Isn't it mostly the medium that's problematic? With an issue tracker it's easier to close as duplicate
You still spend time identifying duplicates and doing triage. That can be very significant for a project like Linux.
Interestingly enough doing that type of triage is something LLMs are actually great at
If the AI is awesome at identifying security bugs in the linux kernel, it likely can also identify if the thing it's found is similar to something that is already found in the security mailing list?
Or, put another way -- what flags the duplicate? The filer or the system? If my cheese factory is measured by the volume of cheese instead of the quality, I'll churn out the cheese even if it's sloppy duplicated cheese. And that is the case if a person has to flag a new ticket as "same as this" or not.
What's that law that says that any sufficiently large problem turns into a moderation problem?
While true, security reports should be treated as confidential until a patch is widely available.
And with a mailing list you don't even have to do that! The problem doesn't really change, because you have to figure out whether it is a duplicate before you can mark it as duplicate, and that's the 'managing' part of 'unmanageable'.
An open visibility tracker would be a goldmine for finding new exploits before a fix is even available.

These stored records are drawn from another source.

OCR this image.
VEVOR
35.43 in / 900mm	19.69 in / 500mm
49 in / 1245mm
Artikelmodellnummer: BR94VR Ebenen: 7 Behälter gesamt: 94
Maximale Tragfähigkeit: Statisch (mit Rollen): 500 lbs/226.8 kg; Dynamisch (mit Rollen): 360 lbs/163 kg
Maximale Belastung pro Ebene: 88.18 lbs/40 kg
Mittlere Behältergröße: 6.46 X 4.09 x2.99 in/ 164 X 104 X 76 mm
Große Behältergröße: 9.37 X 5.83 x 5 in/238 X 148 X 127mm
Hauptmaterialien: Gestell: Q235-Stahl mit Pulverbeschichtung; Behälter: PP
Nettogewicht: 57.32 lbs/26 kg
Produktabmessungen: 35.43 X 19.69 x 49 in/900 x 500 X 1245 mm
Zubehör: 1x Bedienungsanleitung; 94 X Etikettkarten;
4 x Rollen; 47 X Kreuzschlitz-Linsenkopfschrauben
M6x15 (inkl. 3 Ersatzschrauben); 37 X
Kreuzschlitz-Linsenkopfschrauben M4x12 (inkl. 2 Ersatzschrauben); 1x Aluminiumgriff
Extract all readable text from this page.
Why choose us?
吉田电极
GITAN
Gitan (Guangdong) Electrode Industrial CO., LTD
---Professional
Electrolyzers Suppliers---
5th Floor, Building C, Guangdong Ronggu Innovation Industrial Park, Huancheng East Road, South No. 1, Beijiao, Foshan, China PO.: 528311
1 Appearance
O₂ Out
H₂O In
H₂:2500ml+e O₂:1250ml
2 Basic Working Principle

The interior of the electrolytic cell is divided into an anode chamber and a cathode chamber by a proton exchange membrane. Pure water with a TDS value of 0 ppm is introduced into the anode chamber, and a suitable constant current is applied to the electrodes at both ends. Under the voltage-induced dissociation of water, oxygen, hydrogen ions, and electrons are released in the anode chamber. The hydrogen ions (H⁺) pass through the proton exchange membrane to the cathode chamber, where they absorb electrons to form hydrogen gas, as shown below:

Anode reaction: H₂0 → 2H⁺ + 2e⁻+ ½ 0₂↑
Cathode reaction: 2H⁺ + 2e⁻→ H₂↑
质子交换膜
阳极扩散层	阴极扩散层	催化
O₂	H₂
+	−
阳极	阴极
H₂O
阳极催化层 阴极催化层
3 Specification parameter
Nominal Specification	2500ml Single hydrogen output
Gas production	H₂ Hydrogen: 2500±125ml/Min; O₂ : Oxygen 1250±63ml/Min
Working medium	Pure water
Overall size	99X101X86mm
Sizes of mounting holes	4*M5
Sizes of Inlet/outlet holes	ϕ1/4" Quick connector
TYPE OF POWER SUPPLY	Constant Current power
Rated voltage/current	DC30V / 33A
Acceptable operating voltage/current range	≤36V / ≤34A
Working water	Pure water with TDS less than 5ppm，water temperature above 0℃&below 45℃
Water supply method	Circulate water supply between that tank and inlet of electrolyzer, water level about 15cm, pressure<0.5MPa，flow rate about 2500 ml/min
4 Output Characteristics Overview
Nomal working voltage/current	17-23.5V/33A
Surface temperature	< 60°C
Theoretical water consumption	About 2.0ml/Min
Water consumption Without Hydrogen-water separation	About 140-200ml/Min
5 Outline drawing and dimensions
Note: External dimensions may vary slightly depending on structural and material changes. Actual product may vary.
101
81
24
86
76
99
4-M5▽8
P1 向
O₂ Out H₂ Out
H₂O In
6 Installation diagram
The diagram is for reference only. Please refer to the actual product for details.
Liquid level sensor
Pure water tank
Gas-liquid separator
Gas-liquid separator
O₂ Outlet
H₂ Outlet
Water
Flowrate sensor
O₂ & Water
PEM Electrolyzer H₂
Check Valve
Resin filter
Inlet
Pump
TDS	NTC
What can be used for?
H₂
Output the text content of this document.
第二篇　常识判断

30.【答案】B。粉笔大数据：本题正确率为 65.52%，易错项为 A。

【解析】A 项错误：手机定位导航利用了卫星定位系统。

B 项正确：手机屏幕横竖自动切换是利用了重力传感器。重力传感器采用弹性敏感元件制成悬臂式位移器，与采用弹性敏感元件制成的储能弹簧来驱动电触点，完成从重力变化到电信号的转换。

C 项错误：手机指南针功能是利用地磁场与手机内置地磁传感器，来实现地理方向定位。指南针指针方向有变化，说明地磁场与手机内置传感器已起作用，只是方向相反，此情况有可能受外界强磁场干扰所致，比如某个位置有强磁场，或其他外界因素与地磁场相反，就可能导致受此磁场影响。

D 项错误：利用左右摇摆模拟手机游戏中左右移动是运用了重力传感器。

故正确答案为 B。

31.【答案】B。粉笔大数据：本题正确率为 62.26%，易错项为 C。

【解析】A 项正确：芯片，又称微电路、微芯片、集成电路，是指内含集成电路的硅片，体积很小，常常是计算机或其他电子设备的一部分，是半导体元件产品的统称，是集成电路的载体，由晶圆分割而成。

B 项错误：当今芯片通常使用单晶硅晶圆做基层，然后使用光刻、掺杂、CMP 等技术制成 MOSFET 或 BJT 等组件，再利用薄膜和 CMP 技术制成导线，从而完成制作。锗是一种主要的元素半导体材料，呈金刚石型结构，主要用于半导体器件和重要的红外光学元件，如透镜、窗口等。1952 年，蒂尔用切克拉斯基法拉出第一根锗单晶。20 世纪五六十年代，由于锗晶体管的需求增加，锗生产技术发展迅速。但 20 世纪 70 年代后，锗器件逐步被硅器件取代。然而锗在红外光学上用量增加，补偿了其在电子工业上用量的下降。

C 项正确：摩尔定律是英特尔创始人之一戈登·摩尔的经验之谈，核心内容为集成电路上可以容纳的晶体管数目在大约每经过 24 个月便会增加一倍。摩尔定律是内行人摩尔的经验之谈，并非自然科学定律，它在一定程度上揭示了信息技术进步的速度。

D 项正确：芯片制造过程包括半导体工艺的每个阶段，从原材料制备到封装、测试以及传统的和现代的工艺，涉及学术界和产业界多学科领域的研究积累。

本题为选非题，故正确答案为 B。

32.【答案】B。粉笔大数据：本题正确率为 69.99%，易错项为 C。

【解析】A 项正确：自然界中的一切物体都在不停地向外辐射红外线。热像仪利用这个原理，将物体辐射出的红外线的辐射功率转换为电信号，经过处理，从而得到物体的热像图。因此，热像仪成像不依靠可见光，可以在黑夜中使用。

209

From what I’ve seen many of the AI bug search operators are newer to security research. They’re burning their tokens trying to find kernel bugs as their claim to fame before other people with AI tools find them first. They don’t spend time de-duplicating their own bugs.
Some of them may not be coming from real people. There are honeypot repos that are entirely fake and only have folders of simple files with clear security problems. They collect automated reports they get from all of the AI bots that people are running.